Na pesquisa atual, ficou mais evidente que o fator político eleitoral e ideológico tem forte impacto no posicionamento dos entrevistados: entre eleitores de Bolsonaro, 19% são favoráveis aos cortes e entre eleitores de Lula, 5%. Contudo, merece atenção o fato de que 55% dos bolsonaristas são contra os cortes, ou seja, quase o triplo dos que defendem o arrocho orçamentário.
“Há ainda uma maioria entre os bolsonaristas preocupada com a capacidade do país em produzir ciência e manter suas melhores universidades. Esta é uma possível ponte para diálogo entre posições político-ideológicas opostas. A ciência pode colaborar, senão para unir, para criar espaços de diálogo na sociedade brasileira para a reconstrução nacional pós-pandemia”, destaca Soraya Smaili, uma das coordenadoras do SoU_Ciência.
Entre os que mais desaprovam os cortes estão os jovens, negros e de menor escolaridade: 64% da juventude brasileira (de 16 a 29 anos) são contra os cortes.
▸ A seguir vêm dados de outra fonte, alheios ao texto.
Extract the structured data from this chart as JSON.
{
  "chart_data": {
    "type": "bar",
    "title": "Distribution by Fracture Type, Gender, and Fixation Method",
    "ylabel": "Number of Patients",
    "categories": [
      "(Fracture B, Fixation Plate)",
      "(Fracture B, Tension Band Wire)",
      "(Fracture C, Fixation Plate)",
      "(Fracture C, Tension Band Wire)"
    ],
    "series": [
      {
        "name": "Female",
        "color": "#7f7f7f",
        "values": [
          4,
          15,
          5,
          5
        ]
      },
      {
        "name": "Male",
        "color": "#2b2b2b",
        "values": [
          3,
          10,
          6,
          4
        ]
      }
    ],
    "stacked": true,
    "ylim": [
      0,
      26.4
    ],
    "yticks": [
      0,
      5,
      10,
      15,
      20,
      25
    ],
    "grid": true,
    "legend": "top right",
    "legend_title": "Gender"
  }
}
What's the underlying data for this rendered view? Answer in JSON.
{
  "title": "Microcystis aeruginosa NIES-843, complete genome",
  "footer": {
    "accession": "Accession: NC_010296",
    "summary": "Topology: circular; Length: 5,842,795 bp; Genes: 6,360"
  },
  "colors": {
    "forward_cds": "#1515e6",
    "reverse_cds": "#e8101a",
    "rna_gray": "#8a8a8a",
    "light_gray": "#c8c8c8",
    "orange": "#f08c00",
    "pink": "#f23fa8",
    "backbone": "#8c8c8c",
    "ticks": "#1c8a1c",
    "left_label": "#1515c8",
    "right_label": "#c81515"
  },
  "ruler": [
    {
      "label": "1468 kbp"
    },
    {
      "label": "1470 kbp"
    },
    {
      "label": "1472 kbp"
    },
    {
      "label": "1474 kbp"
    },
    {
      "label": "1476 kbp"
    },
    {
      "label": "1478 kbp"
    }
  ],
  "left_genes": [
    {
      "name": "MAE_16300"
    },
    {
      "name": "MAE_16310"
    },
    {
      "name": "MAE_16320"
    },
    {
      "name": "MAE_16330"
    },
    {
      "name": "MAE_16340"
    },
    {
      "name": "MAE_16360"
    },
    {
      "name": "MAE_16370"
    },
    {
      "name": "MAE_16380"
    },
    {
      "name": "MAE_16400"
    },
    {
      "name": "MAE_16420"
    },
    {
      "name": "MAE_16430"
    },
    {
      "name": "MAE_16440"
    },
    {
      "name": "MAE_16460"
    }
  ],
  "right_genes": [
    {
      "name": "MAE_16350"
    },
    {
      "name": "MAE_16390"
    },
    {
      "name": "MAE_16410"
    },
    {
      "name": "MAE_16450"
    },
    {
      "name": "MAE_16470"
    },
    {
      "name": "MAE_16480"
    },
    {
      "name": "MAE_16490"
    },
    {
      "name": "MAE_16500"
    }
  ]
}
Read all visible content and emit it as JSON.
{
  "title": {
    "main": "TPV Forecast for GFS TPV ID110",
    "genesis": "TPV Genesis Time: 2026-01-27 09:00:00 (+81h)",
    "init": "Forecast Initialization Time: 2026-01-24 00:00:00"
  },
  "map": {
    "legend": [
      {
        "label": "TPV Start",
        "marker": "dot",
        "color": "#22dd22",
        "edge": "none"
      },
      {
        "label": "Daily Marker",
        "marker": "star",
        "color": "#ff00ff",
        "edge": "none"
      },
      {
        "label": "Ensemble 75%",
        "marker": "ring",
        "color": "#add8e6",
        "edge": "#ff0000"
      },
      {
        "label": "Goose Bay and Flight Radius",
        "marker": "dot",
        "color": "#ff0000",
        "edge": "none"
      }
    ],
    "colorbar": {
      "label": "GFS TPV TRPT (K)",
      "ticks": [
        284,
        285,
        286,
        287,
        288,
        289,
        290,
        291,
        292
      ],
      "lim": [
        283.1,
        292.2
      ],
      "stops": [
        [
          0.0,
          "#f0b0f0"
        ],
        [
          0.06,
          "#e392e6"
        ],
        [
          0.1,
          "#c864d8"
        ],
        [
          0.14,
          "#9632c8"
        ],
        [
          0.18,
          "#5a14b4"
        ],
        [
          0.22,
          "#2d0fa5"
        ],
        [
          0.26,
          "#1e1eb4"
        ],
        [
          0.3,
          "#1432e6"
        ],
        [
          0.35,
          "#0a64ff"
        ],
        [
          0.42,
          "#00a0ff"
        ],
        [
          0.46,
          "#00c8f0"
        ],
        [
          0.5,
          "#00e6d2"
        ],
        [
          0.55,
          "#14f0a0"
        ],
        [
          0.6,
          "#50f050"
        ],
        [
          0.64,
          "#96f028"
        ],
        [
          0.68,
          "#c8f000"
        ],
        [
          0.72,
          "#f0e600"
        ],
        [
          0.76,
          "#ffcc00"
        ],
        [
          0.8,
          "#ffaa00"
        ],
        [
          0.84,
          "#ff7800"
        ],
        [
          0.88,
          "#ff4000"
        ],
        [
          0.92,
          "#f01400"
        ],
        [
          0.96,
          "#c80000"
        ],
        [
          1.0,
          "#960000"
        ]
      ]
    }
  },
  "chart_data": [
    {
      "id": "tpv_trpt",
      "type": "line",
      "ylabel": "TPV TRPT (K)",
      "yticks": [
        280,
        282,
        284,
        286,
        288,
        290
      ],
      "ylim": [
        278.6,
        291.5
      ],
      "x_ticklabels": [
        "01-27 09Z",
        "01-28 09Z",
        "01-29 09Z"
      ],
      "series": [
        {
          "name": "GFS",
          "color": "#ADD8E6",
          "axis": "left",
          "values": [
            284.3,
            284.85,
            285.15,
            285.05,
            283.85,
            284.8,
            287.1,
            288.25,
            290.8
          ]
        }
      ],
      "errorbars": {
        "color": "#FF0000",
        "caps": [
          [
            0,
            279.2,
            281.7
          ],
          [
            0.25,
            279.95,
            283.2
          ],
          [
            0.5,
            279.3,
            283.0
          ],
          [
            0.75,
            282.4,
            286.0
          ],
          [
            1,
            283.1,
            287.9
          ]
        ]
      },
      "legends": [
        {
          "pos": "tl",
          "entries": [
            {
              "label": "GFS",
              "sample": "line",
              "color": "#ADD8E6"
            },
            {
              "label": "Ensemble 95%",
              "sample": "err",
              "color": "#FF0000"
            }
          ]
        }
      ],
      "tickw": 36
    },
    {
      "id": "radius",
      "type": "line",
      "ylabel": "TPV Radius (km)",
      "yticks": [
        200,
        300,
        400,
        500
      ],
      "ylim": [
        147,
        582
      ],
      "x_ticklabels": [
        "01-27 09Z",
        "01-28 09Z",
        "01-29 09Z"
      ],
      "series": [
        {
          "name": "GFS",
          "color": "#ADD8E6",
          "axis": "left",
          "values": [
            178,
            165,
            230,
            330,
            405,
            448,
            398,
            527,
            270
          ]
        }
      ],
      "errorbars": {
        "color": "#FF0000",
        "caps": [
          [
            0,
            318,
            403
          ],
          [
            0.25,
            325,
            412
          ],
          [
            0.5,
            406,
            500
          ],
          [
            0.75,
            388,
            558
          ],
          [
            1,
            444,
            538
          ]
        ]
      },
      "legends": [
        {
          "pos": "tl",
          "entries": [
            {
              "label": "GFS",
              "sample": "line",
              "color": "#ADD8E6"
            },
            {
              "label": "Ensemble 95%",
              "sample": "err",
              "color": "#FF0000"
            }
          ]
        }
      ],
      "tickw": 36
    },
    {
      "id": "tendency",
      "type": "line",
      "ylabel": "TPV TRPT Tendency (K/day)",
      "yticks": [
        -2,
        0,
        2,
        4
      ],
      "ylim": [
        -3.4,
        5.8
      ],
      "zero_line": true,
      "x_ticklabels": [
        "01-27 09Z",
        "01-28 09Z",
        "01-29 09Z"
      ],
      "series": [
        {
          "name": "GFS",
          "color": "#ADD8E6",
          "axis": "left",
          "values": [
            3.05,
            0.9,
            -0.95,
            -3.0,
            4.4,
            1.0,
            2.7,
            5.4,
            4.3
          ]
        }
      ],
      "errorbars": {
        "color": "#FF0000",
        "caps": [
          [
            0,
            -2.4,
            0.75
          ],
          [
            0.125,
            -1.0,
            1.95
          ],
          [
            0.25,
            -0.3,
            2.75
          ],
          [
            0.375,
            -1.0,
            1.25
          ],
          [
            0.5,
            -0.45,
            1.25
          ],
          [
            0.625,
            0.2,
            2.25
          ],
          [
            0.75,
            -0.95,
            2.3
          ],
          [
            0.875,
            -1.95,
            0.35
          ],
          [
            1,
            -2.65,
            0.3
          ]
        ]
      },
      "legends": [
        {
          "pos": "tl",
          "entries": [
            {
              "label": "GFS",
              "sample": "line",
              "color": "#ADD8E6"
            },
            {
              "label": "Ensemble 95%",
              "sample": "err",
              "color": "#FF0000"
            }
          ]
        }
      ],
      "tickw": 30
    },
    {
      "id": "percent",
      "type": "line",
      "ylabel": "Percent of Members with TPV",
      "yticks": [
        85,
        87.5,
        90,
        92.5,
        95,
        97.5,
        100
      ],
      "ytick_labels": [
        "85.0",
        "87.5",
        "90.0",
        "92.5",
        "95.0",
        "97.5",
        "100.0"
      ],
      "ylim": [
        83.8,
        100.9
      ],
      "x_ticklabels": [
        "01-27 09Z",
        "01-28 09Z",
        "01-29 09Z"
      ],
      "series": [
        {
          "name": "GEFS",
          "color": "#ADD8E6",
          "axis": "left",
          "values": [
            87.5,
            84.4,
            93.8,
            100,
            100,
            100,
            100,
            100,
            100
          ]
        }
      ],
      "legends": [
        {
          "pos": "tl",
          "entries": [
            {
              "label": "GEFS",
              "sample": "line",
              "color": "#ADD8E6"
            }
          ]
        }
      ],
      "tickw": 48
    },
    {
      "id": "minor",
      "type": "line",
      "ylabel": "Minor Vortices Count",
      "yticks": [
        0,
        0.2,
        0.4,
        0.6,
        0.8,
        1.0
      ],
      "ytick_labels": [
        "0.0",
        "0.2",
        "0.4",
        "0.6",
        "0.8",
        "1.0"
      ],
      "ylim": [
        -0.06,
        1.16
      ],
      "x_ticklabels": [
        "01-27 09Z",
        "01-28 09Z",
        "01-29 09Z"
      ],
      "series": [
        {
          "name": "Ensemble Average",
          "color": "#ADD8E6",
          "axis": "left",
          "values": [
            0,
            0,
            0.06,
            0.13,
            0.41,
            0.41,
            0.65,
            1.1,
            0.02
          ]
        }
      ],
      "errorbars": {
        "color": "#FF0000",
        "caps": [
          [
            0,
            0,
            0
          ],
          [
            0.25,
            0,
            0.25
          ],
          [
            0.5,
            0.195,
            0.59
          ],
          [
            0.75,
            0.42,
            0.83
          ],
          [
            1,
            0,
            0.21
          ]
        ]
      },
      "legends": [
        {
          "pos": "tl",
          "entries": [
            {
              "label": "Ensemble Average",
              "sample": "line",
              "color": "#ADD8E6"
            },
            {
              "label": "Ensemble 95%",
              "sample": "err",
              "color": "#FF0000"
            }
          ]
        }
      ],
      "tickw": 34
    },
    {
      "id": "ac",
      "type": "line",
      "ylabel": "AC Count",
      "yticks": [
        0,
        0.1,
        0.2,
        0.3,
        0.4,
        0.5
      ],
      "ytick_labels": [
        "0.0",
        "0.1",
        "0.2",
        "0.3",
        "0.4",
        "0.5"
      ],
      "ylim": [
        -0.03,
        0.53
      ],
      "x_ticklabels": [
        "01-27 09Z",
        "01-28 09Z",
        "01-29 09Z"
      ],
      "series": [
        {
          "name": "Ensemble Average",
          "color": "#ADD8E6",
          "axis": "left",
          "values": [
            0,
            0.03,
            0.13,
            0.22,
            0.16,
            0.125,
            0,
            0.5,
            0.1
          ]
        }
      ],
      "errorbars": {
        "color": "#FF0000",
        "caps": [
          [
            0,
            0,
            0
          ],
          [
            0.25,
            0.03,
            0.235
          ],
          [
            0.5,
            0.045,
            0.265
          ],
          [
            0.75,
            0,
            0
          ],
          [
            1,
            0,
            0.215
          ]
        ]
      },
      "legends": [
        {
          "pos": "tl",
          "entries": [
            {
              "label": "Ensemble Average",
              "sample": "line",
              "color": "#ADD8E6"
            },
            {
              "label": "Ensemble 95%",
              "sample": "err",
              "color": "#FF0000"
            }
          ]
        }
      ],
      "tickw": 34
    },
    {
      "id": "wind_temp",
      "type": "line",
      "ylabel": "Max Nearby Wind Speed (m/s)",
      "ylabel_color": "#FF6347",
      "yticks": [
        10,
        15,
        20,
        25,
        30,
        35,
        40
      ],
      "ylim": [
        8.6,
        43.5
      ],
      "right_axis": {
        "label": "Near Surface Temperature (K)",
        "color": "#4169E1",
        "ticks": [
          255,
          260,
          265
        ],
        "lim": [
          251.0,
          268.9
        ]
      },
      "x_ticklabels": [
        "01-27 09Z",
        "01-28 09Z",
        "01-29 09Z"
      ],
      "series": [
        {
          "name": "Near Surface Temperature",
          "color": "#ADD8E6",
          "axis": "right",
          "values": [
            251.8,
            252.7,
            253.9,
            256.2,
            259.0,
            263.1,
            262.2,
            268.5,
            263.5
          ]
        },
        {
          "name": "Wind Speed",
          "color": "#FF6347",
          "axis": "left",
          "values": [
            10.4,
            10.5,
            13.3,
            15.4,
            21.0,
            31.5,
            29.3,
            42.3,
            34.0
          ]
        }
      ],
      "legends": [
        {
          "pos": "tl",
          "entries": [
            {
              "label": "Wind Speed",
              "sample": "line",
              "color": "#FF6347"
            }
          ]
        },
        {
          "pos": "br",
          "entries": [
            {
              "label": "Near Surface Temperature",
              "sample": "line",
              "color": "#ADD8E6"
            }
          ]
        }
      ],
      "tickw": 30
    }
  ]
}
Os jovens em idade universitária têm sido muito ativos na luta pela defesa da educação pública de qualidade, e preocupados com seu futuro e do país. Mas, o dado mais expressivo, sem dúvida, é o etnicorracial: 75% das pessoas pretas e 73% das pardas se posicionaram contra os cortes, frente a apenas 46% das pessoas brancas - que, por sua vez, podem manifestar ressentimento com a política de cotas, tal como os mais ricos.
Associado ao corte racial está o da população de menor renda e instrução, que defende em massa a retomada dos investimentos em ciência e educação. São contra os cortes: 75% com Ensino Fundamental ou sem instrução, 82% das pessoas que ganham até um salário mínimo e 68% das que ganham de 1 a 3 salários. A elas, como aos negros, e suas intersecções, também a política de cotas garantindo 50% de vagas para originários do ensino médio público trouxe interesse e acesso ao sistema público de educação superior.
A pesquisa telefônica foi realizada em duas rodadas, nos dias 27 de julho e 10 de agosto de 2022, com 1200 respondentes, entre homens e mulheres residentes em todas as regiões do Brasil, com idade igual ou superior a 16 anos, de diferentes escolaridades, raça/cor, renda e classe social. A amostra seguiu cotas variáveis, segundo distribuição da população por região e com proporções definidas com base nas pesquisas Pnad 2021 e Censo 2010/IBGE. A pesquisa tem grau de confiança igual a 95% e margem de erro máxima prevista de aproximadamente 2.85% para mais ou para menos.
Para Pedro Arantes, também coordenador do SoU_Ciência, “os resultados, comparando os segmentos defensores ou não do orçamento para ciência e universidades públicas nos dão um retrato do Brasil. Claro que há influência do cenário eleitoral, mas está evidente, também, que as elites, brancas, com nível superior do sul e sudeste, somadas a evangélicos, estão hoje na vanguarda do projeto obscurantista de destruição do sistema de ciência, cultura e universidades públicas, e de regressão em muitas outras áreas, do meio ambiente aos direitos humanos”. Segundo Arantes, “esse é mais um motivo para cientistas e professores voltarem suas instituições para compreender cada vez mais as demandas do povo brasileiro, de negros, indígenas, nortistas e nordestinos, pobres e menos instruídos, que hoje são a força civilizatória contra a barbárie. Para criar a universidade necessária no Brasil, diria Darcy Ribeiro. Descolonizar e deselitizar as nossas universidades é urgente. Façamos isso antes que as elites as destruam definitivamente”.